Medical Officer of Health Dr. Jim Chirico is calming fears about the COVID-19 virus in our area.

The Public Health Agency of Canada has assessed the public health risk associated with the virus and Chirico concurred, “We really want to emphasize that the risk in Canada and the risk here is still low.”

As of Monday, 71 cases of COVID-19 have been confirmed in Canada, with 34 in Ontario and zero cases in the North Bay Parry Sound District Health Unit’s catchment area.

For more information on COVID-19, click here.

Monday, the first confirmed death from the virus was reported in Canada. The patient that died was one of two people at a North Vancouver care home diagnosed last week. B.C. has 27 confirmed cases of COVID-19, there are six in Alberta and four in Quebec, in addition to the 34 in Ontario. Health officials have said four of the Ontario patients have already recovered.

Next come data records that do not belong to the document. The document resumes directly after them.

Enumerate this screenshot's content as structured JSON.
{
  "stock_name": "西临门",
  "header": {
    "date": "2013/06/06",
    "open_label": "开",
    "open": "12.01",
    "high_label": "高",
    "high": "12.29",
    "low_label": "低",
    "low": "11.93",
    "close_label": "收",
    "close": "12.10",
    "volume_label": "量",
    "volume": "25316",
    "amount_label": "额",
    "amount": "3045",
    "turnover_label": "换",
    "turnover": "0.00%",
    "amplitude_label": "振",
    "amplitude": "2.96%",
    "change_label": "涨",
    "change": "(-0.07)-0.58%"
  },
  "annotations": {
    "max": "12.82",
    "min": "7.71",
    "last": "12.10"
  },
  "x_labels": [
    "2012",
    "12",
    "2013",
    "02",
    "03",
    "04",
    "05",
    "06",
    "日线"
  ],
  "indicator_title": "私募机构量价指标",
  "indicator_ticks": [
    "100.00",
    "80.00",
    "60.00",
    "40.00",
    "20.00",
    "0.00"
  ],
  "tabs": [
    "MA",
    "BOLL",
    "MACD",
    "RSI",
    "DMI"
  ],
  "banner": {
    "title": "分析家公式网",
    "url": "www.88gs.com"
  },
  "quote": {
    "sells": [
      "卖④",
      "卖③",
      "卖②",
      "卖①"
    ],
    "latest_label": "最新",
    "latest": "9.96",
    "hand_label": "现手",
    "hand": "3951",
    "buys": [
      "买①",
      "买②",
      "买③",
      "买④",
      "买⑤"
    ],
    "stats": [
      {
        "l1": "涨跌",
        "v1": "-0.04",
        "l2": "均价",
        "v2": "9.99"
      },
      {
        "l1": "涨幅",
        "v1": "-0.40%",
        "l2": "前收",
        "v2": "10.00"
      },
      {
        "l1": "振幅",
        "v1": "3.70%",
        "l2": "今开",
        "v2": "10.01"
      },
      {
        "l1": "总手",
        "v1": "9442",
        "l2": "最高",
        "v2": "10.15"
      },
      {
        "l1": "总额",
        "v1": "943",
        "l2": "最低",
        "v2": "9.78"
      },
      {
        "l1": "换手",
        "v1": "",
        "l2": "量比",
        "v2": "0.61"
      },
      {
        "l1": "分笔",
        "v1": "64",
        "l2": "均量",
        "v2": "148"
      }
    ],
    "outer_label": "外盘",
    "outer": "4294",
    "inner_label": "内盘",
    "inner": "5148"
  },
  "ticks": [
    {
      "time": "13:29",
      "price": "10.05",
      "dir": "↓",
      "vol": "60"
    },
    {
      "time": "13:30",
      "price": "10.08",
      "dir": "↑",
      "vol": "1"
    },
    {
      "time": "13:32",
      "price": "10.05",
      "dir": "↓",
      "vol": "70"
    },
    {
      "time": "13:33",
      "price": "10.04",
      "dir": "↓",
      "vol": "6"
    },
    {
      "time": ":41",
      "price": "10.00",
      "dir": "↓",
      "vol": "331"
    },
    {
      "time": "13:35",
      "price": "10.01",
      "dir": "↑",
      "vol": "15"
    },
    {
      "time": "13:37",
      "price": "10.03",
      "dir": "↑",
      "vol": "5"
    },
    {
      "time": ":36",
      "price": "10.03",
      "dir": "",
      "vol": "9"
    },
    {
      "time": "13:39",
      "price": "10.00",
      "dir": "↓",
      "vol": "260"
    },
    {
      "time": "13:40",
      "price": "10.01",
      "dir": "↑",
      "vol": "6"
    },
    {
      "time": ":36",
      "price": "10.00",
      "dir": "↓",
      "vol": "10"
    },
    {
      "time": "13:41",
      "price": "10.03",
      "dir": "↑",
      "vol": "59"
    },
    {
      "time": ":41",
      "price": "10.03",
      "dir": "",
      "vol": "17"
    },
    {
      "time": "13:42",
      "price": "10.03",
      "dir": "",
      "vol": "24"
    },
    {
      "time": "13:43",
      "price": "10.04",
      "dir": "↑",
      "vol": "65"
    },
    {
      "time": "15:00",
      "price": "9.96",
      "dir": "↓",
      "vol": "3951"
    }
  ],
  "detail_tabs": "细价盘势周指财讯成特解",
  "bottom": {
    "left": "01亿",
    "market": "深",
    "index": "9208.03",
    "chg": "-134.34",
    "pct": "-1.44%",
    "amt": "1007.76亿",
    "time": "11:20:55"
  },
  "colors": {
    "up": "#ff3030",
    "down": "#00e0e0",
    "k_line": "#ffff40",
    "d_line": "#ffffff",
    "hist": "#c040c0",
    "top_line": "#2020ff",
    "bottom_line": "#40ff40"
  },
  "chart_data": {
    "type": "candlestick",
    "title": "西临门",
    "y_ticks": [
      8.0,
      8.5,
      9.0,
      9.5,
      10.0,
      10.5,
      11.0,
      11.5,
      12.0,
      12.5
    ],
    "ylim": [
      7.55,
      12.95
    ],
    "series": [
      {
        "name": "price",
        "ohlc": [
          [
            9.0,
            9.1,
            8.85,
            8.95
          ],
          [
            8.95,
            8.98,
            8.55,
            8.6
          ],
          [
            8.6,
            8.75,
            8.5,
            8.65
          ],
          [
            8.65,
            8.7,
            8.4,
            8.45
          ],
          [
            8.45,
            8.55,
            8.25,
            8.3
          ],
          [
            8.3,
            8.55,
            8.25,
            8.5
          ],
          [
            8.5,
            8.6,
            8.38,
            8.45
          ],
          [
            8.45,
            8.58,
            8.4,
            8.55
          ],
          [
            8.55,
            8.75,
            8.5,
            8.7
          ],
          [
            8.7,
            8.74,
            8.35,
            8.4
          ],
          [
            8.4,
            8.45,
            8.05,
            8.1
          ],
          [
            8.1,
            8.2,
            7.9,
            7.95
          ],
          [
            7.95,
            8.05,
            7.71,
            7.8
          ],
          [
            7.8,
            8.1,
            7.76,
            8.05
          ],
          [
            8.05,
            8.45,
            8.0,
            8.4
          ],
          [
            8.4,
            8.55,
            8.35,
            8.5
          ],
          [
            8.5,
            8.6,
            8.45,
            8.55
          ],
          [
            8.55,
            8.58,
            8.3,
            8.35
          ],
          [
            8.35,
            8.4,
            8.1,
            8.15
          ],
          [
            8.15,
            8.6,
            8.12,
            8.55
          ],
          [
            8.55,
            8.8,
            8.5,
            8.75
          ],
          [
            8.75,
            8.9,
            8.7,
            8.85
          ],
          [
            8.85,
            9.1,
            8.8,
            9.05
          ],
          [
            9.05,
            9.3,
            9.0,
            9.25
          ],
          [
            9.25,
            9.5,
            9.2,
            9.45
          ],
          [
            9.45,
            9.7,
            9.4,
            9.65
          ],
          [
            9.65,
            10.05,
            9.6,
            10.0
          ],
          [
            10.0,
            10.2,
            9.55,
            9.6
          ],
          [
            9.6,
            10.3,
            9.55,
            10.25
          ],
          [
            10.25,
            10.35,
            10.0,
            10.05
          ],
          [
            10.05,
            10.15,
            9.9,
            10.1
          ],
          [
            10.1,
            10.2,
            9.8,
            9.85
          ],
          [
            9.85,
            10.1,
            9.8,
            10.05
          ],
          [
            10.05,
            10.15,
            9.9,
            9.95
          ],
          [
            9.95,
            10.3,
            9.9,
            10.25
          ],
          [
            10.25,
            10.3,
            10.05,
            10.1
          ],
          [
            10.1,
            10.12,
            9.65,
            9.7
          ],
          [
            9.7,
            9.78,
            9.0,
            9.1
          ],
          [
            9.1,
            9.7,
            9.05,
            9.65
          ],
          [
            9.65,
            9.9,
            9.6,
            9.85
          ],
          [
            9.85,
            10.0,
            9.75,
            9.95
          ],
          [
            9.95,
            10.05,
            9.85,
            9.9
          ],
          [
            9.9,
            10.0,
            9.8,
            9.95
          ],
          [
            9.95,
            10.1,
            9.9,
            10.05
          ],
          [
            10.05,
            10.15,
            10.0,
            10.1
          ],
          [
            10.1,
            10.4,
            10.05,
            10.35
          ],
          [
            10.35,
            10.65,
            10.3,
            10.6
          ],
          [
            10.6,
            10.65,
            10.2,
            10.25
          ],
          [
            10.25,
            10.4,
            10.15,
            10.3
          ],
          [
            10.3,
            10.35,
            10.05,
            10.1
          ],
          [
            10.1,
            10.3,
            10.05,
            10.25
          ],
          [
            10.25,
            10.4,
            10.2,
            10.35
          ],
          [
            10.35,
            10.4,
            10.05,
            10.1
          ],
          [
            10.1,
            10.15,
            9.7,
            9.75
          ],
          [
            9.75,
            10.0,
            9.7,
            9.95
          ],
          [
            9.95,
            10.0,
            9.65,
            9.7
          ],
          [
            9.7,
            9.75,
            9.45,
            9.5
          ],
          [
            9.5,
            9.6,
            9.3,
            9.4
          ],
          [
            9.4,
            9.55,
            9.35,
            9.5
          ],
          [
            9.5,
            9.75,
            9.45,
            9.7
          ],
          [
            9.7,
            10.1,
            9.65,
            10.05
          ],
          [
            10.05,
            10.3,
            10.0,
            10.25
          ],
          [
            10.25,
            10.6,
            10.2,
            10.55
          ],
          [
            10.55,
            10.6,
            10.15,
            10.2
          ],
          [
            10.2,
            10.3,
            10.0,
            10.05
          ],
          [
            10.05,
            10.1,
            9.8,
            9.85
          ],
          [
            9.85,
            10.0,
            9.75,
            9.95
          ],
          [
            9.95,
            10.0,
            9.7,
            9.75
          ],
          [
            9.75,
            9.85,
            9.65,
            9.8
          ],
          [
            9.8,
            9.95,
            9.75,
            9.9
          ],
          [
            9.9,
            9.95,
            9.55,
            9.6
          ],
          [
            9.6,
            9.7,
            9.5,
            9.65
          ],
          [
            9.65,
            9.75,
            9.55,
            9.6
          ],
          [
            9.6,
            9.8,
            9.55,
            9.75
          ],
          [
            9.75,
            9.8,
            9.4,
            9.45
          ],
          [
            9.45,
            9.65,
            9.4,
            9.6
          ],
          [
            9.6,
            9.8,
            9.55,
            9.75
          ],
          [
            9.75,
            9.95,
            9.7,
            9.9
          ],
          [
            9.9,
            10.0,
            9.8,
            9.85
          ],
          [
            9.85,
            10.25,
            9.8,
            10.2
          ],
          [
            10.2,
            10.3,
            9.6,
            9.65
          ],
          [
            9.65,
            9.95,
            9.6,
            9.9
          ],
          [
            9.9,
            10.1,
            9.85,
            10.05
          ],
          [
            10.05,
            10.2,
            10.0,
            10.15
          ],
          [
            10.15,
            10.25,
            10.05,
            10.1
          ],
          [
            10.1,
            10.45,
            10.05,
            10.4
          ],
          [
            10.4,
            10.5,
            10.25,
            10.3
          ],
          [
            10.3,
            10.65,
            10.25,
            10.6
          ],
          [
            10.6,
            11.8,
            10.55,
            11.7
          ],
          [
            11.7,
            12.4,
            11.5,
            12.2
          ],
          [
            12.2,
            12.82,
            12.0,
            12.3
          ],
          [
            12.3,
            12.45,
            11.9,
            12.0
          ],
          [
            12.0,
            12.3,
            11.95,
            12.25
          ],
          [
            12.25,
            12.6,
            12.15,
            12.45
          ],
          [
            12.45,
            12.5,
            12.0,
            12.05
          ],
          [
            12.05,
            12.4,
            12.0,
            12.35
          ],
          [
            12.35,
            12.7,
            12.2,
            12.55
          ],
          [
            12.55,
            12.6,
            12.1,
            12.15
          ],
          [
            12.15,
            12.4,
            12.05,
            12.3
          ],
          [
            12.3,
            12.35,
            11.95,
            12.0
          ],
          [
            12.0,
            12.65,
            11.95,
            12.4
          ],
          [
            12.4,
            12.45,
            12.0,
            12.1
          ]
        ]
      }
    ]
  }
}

“Those that are at risk are older people with underlying health conditions. That’s who we need to try to protect the best we can,” observed Chirico.

With March break approaching, Chirico said the decision to travel should be weighed carefully. “It’s really important to do a risk assessment and then decide. There are many factors you’d want to consider: where you’re going; the number and severity of cases there; whether there are travel restrictions in place; will you have access to medical care?”

Officials say current patterns lead them to believe there will be more COVID-19 cases confirmed throughout Canada. As a result, local preparedness planning is important in order to minimize the impact on hospitals, to make sure that critical infrastructure continues to work and that day-to-day functions are able to be maintained.

Said Chirico, “We anticipated that there are going to be more cases and that deaths will occur. We have to look at similarities with influenza so we can put it into perspective. Every year we have 3,500 [flu-related] deaths from hundreds of thousands of cases and we’re nowhere near that [with COVID-19].”

Simple hygiene practices can help you stay healthy:

  • regular hand washing or using an alcohol-based sanitizer
  • not touching your face
  • covering your cough or sneeze
  • staying home when sick – or making plans with your employer to work from home when sick
  • avoiding close contact with people who are sick

It is not recommended that individuals use masks to prevent COVID-19, as moisture can build up in the mask, which makes them not effective.

The Health Unit advises the risk in our community is low, but it is good practice for households to be prepared for any emergency, such as a power outage or an infectious disease. Having supplies on hand for shorter (under 72 hours) and longer (above 72 hours) periods of time is a good practice all the time. Examples of ways to prepare would include:

  • Have a supply of easy to prepare food.
  • Check your regular prescription drugs to ensure you have enough supply in your home.
  • Have any nonprescription drugs and other health supplies on hand, including pain relievers, stomach remedies, cough and cold medicines, hygiene products and vitamins.
  • For pets, ensure you have enough food and supplies on hand.
  • Talk with family members and loved ones about how they would be cared for if they got sick, or what will be needed to care for them in your home.

For more information on what to include in your preparedness kit, click here.

“The Health Unit is working with community stakeholders, such as hospitals, health care providers and municipalities, to ensure that preparations are made in case the risk assessment changes,” added Chirico.